Why didn't my dough rise?
Nine times out of ten it's the water temperature or old yeast. Water above about 54°C (130°F) kills yeast outright, and yeast past its expiration date may be too weak to leaven. That's exactly why this recipe starts with a 10-minute proof: if the mixture isn't visibly foamy, you've lost only water, sugar, and yeast instead of a whole batch of dough. A cold kitchen also slows rising — give the dough a warm spot, like an oven with just the light on.
Can I halve this white bread recipe to make just one loaf?
Absolutely. Halve every ingredient (use 7 g, about 2 1/4 teaspoons, of yeast — one standard packet) and follow the same steps with a single 9x5-inch pan. Rise and bake times stay essentially the same; start checking the loaf at 26 minutes.
How do I know when the bread is fully baked?
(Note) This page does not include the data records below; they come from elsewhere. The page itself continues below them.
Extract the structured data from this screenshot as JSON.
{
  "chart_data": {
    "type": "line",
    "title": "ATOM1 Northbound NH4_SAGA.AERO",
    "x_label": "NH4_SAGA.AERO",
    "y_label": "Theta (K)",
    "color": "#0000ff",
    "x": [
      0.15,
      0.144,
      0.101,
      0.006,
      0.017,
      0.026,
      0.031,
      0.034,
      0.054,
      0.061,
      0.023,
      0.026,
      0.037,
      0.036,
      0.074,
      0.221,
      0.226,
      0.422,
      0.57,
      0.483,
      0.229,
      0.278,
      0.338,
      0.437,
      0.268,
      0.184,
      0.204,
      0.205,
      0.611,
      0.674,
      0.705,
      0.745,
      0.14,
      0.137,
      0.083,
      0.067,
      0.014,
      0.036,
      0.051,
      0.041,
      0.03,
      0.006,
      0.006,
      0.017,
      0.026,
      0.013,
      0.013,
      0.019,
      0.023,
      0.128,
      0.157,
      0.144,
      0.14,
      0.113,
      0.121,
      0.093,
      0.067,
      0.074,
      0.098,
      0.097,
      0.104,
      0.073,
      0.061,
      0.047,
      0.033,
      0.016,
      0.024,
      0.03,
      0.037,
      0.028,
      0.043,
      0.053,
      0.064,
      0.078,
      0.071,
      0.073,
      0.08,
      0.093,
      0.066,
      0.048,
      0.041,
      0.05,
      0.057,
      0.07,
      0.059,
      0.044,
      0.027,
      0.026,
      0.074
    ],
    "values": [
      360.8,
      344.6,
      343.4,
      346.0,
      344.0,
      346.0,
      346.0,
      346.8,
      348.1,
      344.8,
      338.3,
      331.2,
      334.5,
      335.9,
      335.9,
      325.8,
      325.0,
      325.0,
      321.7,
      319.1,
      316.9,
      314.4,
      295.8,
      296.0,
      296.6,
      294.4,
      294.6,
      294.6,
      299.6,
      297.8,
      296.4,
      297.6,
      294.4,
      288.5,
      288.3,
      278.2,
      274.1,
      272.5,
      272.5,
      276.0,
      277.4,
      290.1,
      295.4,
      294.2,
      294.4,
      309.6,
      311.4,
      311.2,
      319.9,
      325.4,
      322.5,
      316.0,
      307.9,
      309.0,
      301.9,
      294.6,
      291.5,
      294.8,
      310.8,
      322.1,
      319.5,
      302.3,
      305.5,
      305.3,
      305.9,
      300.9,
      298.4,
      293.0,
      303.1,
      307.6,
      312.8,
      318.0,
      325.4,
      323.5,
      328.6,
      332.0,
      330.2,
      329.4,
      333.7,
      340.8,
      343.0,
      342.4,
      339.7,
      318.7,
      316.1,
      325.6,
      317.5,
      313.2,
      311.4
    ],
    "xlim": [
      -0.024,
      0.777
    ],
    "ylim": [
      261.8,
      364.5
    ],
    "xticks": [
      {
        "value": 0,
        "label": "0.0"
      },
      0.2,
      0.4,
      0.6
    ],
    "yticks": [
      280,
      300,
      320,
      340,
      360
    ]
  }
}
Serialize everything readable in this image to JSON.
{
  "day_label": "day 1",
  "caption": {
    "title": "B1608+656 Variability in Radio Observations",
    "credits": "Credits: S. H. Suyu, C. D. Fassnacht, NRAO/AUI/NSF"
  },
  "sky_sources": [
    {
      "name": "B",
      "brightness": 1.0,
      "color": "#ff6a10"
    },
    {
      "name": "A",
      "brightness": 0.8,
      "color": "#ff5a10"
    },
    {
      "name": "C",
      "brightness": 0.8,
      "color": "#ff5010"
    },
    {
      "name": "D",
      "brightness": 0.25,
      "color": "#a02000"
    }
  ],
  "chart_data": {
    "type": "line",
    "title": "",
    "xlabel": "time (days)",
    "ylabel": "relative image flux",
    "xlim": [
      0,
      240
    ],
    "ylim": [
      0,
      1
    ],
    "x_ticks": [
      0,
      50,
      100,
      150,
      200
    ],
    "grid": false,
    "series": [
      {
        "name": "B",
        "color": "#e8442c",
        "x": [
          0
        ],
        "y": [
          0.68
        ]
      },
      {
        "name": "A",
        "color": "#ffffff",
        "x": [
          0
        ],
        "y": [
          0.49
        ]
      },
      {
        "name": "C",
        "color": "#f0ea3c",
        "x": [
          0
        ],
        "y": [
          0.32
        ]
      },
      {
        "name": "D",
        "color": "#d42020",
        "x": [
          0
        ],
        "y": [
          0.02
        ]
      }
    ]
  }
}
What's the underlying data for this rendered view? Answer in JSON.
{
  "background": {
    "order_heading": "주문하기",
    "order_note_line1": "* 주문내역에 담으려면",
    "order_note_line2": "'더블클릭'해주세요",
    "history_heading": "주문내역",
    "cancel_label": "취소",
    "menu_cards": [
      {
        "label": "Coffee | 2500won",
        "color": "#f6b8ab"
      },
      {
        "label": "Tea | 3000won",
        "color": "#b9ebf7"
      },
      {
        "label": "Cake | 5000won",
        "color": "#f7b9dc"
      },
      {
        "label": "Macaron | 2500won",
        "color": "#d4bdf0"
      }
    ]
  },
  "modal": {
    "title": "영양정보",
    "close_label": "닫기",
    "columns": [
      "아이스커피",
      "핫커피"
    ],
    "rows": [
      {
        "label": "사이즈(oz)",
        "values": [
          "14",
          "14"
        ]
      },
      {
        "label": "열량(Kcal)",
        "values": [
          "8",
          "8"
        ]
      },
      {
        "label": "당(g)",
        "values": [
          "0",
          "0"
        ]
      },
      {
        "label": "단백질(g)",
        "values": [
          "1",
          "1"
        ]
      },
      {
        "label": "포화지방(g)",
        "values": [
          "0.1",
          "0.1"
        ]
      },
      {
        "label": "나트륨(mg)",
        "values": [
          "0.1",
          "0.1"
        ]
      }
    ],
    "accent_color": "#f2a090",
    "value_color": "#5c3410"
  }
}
The most reliable check is an instant-read thermometer: slide it into the center of the loaf and look for 90°C (195°F). Without one, tip a loaf out of its pan and knock on the bottom — a hollow, drum-like sound means done, while a dull thud means it needs another 5 minutes. Color alone can fool you, since the sugar in this dough browns the crust before the middle finishes.
Can I use instant yeast instead of active dry?
Yes. Use 11 g (3 1/2 teaspoons) of instant yeast and you can skip the 10-minute blooming step — just whisk it directly into the flour and add the sugared warm water with the oil and salt. Rises may run 10-15 minutes faster, so judge by size (doubled, then 2.5 cm above the pan rim) rather than the clock.